We simulate again in the same way. Omitting the code-chunk.

b<-sim_stats %>% group_by(TEAMS) %>% summarize(On_Podium=n()/100, P_first=sum(PLACES==1)/100, P_second=sum(PLACES==2)/100, P_third=sum(PLACES==3)/100, P_fourth=sum(PLACES==4)/100) %>% dplyr::arrange(desc(On_Podium))


text<-c()
for (i in 1:dim(b)[1]){
text <- c(text, paste("Prob Podium:", b[i,2], "\n", "Prob 1st:", b[i,3], "\n", "Prob 2nd:", b[i,4], "\n", "Prob 3rd:", b[i,5], "\n", "Prob 4th:", b[i,6]))
}

dat <- data.frame(x=b$TEAMS, y=b$On_Podium, text=text)
dat$x <- factor(dat$x, levels = as.character(b$TEAMS))

h <- plot_ly(dat, x = ~x, y = ~y, type = 'bar', text = text,
        marker = list(color = c('rgb(178,8,57)', 'rgb(0,115,96)', 'rgb(162,31,75)', 'rgb(204,21,69)', 'rgb(242,206,15)', 'rgb(13,43,129)', 'rgb(71,11,119)', 'rgb(31,56,107)', 'rgb(99,35,153)','rgb(226,30,21)', 'rgb(245,130,43)', 'rgb(188,0,0)', 'rgb(124,20,21)', 'rgb(238,173,18)'),
                      line = list(color = 'rgb(8,48,107)',
                                  width = 1.5))) %>%
  layout(title = "Results of National Meet Simulations 2018",
         xaxis = list(title = ""),
         yaxis = list(title = "Probability of Podium"))

h
#chart_link = api_create(q, filename="interactive plot 2018 natties")
#chart_link
## [1] "read webpage"

Exploring potential of Travel Distance

We thought, hey, maybe teams which travel further for nationals have harder time performing to expectation at the national meet.

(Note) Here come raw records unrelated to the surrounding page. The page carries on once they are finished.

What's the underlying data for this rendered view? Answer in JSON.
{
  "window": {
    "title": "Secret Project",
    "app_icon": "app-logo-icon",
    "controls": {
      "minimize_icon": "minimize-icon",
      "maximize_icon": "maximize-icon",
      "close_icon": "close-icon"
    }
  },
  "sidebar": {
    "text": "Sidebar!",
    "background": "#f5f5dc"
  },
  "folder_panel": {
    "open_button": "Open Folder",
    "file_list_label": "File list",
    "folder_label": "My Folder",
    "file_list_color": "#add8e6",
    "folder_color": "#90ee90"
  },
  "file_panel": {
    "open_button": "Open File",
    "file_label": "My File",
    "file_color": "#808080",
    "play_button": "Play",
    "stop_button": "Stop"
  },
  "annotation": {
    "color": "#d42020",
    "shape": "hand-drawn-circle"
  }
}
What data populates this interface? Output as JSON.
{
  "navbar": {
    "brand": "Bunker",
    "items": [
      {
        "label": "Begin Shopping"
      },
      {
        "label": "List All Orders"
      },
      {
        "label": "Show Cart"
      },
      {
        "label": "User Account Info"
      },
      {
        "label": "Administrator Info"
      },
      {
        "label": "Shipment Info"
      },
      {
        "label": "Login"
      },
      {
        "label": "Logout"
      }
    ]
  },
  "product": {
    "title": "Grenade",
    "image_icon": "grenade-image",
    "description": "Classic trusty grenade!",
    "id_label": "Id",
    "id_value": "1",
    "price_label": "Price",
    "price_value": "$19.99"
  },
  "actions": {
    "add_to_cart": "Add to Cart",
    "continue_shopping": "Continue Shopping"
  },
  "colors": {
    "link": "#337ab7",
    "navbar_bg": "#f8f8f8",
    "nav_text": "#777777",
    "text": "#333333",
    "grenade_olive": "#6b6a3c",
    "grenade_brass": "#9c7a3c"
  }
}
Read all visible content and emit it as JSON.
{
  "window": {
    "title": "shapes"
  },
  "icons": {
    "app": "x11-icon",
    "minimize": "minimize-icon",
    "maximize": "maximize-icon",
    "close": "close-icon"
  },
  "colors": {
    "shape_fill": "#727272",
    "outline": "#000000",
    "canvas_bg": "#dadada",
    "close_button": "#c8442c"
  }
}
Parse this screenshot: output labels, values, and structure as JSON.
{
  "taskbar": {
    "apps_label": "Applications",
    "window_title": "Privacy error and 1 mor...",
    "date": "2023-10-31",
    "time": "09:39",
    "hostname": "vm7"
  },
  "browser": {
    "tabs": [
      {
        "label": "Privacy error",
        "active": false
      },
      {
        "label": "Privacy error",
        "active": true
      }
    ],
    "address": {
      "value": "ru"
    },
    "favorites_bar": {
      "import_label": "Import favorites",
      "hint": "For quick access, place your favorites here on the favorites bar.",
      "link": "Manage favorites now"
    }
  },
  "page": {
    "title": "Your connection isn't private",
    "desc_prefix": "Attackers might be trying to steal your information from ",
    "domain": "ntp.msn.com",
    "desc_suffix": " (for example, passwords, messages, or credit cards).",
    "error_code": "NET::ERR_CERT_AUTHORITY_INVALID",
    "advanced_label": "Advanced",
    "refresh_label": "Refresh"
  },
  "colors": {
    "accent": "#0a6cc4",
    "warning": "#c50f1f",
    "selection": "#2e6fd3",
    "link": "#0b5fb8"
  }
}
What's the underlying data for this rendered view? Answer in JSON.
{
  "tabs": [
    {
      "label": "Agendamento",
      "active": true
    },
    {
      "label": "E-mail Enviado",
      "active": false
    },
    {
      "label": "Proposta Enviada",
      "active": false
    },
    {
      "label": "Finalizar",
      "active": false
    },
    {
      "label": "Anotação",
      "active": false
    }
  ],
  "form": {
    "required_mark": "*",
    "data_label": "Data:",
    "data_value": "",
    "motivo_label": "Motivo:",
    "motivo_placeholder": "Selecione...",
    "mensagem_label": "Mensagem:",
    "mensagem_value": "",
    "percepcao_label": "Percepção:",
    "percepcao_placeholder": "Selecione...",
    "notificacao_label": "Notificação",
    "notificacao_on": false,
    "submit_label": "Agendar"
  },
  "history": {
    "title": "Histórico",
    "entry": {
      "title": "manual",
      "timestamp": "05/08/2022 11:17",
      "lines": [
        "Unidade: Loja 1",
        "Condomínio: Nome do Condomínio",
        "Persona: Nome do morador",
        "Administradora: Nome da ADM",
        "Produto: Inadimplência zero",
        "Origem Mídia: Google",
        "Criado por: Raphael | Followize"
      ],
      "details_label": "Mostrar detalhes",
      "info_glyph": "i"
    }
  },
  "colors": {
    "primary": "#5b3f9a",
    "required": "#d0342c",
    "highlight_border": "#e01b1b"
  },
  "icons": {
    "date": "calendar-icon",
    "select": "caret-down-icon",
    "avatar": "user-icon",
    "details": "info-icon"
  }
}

We use this map to illustrate the travel distances for each team. One thing of note is that most teams in the Midwest drive to nationals, almost regardless of where the meet is. Air travel is stressful for recovery which could affect runners’ perfomance in the national meet. #Conclusion We found a few compelling results with this project. 1) We saw that it was a reasonable assumption to model runners’ performances as coming from a normal distribution. 2) We saw that race adjustments need not be as computationally intensive as using least-squares to fit an adjustment time to a matrix of pairwise adjustments. And 3) While our simulations did a pretty good job of predicting podium finishes, making predictions for races has a lot of uncertainty, as evidenced by the range of finishing places over 100 simulations. The most challenging and time-consuming part of this project was building the scraper to reliably parse results from TFRRS.

In results, we note that Carnegie Mellon consistently peaked very poorly at the national meet despite a high projected finish in simulations, while Pomona-Pitzer and Wash U. among others tend to perform at or above expectations at the national meets.